Cheating and Natural Inclinations: It's Not What We Don't Know, It's What We Know That May Not Be True

Fri, 2009-12-04 15:47

Summary: Part one of a two-part post. Gender assumptions interfere with… and sometimes outright blind.. our understanding of heterosexual infidelity.

Echidne of the Snakes on an article about Tiger Woods and “why men cheat.” She points out that numerically speaking for heterosexual men to cheat there sort of have to be heterosexual women cheating too.

I guess the question of why people cheat isn’t as interesting as the question why men cheat, especially men who are rich and famous and can have as many girlfriends as they wish, right? That’s the hook in the story, my dear reader.

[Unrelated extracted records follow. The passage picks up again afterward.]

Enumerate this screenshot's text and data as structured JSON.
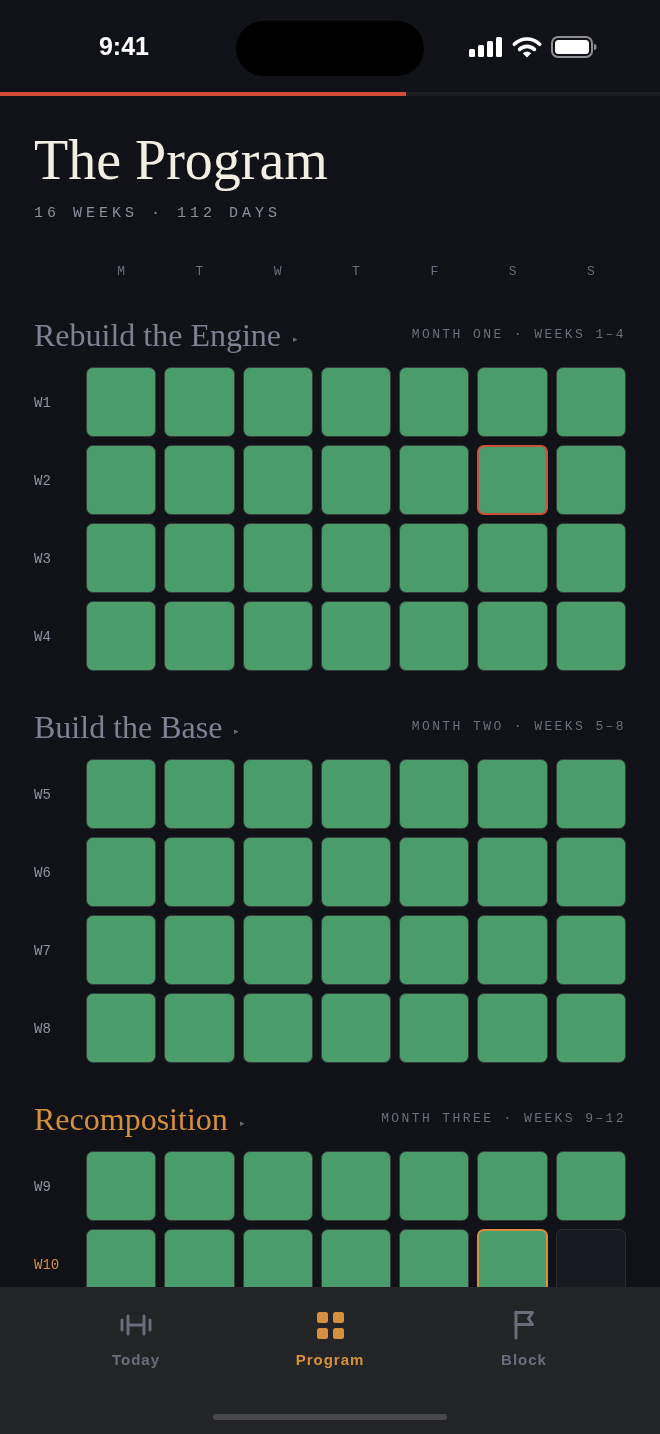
{
  "status_bar": {
    "time": "9:41"
  },
  "progress": {
    "level": 0.615
  },
  "header": {
    "title": "The Program",
    "subtitle": "16 WEEKS · 112 DAYS"
  },
  "weekdays": [
    "M",
    "T",
    "W",
    "T",
    "F",
    "S",
    "S"
  ],
  "months": [
    {
      "title": "Rebuild the Engine",
      "marker": "▸",
      "meta": "MONTH ONE · WEEKS 1–4",
      "current": false,
      "weeks": [
        {
          "label": "W1",
          "current": false,
          "days": [
            {
              "kind": "done"
            },
            {
              "kind": "done"
            },
            {
              "kind": "done"
            },
            {
              "kind": "done"
            },
            {
              "kind": "done"
            },
            {
              "kind": "done"
            },
            {
              "kind": "done"
            }
          ]
        },
        {
          "label": "W2",
          "current": false,
          "days": [
            {
              "kind": "done"
            },
            {
              "kind": "done"
            },
            {
              "kind": "done"
            },
            {
              "kind": "done"
            },
            {
              "kind": "done"
            },
            {
              "kind": "marked"
            },
            {
              "kind": "done"
            }
          ]
        },
        {
          "label": "W3",
          "current": false,
          "days": [
            {
              "kind": "done"
            },
            {
              "kind": "done"
            },
            {
              "kind": "done"
            },
            {
              "kind": "done"
            },
            {
              "kind": "done"
            },
            {
              "kind": "done"
            },
            {
              "kind": "done"
            }
          ]
        },
        {
          "label": "W4",
          "current": false,
          "days": [
            {
              "kind": "done"
            },
            {
              "kind": "done"
            },
            {
              "kind": "done"
            },
            {
              "kind": "done"
            },
            {
              "kind": "done"
            },
            {
              "kind": "done"
            },
            {
              "kind": "done"
            }
          ]
        }
      ]
    },
    {
      "title": "Build the Base",
      "marker": "▸",
      "meta": "MONTH TWO · WEEKS 5–8",
      "current": false,
      "weeks": [
        {
          "label": "W5",
          "current": false,
          "days": [
            {
              "kind": "done"
            },
            {
              "kind": "done"
            },
            {
              "kind": "done"
            },
            {
              "kind": "done"
            },
            {
              "kind": "done"
            },
            {
              "kind": "done"
            },
            {
              "kind": "done"
            }
          ]
        },
        {
          "label": "W6",
          "current": false,
          "days": [
            {
              "kind": "done"
            },
            {
              "kind": "done"
            },
            {
              "kind": "done"
            },
            {
              "kind": "done"
            },
            {
              "kind": "done"
            },
            {
              "kind": "done"
            },
            {
              "kind": "done"
            }
          ]
        },
        {
          "label": "W7",
          "current": false,
          "days": [
            {
              "kind": "done"
            },
            {
              "kind": "done"
            },
            {
              "kind": "done"
            },
            {
              "kind": "done"
            },
            {
              "kind": "done"
            },
            {
              "kind": "done"
            },
            {
              "kind": "done"
            }
          ]
        },
        {
          "label": "W8",
          "current": false,
          "days": [
            {
              "kind": "done"
            },
            {
              "kind": "done"
            },
            {
              "kind": "done"
            },
            {
              "kind": "done"
            },
            {
              "kind": "done"
            },
            {
              "kind": "done"
            },
            {
              "kind": "done"
            }
          ]
        }
      ]
    },
    {
      "title": "Recomposition",
      "marker": "▸",
      "meta": "MONTH THREE · WEEKS 9–12",
      "current": true,
      "weeks": [
        {
          "label": "W9",
          "current": false,
          "days": [
            {
              "kind": "done"
            },
            {
              "kind": "done"
            },
            {
              "kind": "done"
            },
            {
              "kind": "done"
            },
            {
              "kind": "done"
            },
            {
              "kind": "done"
            },
            {
              "kind": "done"
            }
          ]
        },
        {
          "label": "W10",
          "current": true,
          "days": [
            {
              "kind": "done"
            },
            {
              "kind": "done"
            },
            {
              "kind": "done"
            },
            {
              "kind": "done"
            },
            {
              "kind": "done"
            },
            {
              "kind": "today"
            },
            {
              "kind": "upcoming"
            }
          ]
        }
      ]
    }
  ],
  "tab_bar": {
    "tabs": [
      {
        "label": "Today",
        "selected": false
      },
      {
        "label": "Program",
        "selected": true
      },
      {
        "label": "Block",
        "selected": false
      }
    ]
  }
}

But the hook only works as long as those girlfriends are viewed in the abstract, in the way we’d discuss fast cars or expensive wines, the other kinds of things rich guys can have which poor guys only dream about. Women get objectified in that view, though, and if you step away from the objectification you end up with a story about why people cheat.

She said it here.

I think Echidne really nicely articulates the problem of gendered assumptions: it’s enough to know that men cheat because, the assumption goes, only men exercise sexual agency. Similarly it’s unnecessary ever to examine who exactly they might be cheating with. Or why.

The dominant paradigm has it all wrapped up. To explore further would only rock the boat.

Of course I think it’s always a great time to rock that particular boat.

Both of them, actually, since not only would it be a good idea to critically examine our assumptions about women’s agency (in cheating and otherwise) it’s not like our assumptions about men are exactly anchored in bedrock either. Discuss! Research!